Il s’agissait du premier meeting politique en Côte d’Ivoire depuis l’annonce lundi par le Conseil constitutionnel des candidats retenus pour la présidentielle du 31 octobre. Seules quatre des 44 candidatures déposées ont été retenues par le Conseil: celles du président Ouattara et de trois opposants, dont l’ex-président Henri Konan Bédié (1993-1999).

Avant le meeting, qui se déroulait dans la grande commune populaire de Yopougon, réputée favorable à l’ex-président Laurent Gbagbo, un incident a éclaté entre des manifestants de l’opposition et les forces de l’ordre.

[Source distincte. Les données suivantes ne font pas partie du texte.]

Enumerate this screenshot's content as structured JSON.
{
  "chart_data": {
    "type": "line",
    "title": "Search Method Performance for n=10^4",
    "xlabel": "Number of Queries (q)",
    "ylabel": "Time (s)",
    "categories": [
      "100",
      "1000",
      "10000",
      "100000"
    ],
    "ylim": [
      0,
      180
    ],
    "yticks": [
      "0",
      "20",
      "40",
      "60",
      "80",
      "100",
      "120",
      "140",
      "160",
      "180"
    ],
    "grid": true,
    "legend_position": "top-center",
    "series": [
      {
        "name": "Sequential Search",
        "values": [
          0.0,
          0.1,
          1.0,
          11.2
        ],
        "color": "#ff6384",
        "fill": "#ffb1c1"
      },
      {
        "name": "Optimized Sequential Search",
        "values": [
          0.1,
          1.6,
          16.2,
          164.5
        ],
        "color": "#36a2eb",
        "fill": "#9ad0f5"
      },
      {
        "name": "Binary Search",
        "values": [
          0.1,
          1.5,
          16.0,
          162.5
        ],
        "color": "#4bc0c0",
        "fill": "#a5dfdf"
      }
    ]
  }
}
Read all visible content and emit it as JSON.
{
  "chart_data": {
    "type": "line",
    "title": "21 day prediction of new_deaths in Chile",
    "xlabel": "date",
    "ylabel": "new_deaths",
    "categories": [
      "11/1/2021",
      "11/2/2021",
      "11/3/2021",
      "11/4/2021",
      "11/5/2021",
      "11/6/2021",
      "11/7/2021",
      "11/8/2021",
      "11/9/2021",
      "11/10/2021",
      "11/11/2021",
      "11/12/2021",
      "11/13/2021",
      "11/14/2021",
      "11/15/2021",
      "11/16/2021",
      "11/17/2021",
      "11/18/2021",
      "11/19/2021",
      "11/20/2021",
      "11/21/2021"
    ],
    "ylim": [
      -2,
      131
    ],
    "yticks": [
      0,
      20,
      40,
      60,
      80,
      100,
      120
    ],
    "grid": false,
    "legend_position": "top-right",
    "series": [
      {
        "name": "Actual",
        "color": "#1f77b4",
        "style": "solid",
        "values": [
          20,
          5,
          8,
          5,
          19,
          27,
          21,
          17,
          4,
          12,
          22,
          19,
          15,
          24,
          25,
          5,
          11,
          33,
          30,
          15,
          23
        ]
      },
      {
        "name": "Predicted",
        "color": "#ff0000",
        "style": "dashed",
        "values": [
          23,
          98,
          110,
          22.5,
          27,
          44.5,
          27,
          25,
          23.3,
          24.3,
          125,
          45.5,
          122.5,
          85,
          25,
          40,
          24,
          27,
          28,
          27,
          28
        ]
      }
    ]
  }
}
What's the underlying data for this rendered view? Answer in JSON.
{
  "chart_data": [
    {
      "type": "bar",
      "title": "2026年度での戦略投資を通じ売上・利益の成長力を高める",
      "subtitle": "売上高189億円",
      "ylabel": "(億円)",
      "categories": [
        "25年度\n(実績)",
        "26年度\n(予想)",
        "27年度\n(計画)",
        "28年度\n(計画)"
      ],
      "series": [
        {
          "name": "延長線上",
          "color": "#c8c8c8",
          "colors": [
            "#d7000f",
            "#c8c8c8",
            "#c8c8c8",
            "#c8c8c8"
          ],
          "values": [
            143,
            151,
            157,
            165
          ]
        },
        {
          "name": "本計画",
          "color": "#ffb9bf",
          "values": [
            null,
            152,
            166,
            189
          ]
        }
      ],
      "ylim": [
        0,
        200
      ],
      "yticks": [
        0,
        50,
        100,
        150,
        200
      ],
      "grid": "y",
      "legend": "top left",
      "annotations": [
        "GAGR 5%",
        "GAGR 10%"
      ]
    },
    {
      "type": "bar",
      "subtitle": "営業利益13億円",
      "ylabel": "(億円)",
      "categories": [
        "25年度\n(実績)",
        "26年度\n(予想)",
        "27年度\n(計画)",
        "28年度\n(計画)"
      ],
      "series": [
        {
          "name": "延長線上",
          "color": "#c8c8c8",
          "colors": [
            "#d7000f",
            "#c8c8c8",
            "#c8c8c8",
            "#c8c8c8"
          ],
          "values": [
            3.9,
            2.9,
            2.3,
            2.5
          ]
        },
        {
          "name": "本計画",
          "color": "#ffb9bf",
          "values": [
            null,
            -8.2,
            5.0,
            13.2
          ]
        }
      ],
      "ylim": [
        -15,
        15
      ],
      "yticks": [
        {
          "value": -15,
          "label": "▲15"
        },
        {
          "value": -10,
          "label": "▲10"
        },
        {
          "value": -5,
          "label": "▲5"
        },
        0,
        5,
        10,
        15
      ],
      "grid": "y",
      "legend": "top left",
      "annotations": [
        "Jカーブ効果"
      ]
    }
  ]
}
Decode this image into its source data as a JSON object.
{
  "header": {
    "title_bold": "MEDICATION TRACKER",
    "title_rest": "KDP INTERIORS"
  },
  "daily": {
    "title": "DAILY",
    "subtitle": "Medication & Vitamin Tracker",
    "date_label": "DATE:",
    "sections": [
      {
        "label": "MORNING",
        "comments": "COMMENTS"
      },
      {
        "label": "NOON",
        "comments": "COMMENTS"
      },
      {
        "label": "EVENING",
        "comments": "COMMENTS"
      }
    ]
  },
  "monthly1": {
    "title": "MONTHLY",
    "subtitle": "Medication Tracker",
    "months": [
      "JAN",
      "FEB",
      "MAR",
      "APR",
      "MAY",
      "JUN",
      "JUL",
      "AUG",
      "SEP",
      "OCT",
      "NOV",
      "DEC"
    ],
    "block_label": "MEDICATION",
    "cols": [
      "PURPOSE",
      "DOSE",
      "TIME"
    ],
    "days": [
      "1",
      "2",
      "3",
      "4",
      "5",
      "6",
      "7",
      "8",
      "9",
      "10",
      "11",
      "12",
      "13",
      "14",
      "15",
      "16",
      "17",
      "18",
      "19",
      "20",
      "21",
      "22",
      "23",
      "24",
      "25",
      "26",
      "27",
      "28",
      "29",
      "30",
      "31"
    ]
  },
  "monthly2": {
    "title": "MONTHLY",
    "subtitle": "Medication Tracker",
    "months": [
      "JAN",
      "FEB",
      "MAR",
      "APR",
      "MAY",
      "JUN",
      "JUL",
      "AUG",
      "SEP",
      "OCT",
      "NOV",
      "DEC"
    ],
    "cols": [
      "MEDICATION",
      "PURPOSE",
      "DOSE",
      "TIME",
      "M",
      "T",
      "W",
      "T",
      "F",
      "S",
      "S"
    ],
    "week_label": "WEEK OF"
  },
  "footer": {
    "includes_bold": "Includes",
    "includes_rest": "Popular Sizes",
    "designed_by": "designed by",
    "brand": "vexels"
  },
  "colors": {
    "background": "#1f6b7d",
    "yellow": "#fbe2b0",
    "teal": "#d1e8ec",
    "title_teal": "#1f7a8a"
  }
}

Vers 8H00 (locales et GMT), au marché Sicogi, un petit groupe de manifestants a affronté les forces de l’ordre et incendié un véhicule de la gendarmerie, selon les témoignages de deux commerçants, sous couvert d’anonymat, à l’AFP.Les autorités ivoiriennes ont interdit toute manifestation jusqu’au 30 septembre.

Une quinzaine de personnes étaient mortes en août dans des violences survenues dans le sillage de l’annonce de la candidature du président Ouattara et des échauffourées ont eu lieu mardi dans plusieurs localités après l’annonce du Conseil constitutionnel.

Plusieurs opposants, dont l’ex-allié de Ouattara Guillaume Soro, dont la candidature a été aussi recalée, contestent les conditions de la présidentielle, sans se prononcer clairement sur un possible boycott.

La crainte de violences meurtrières est forte à l’approche du scrutin du 31 octobre, dix ans après la crise née de la présidentielle de 2010 qui avait fait 3.000 morts, à la suite du refus de Laurent Gbagbo de reconnaitre sa défaite électorale face à Alassane Ouattara.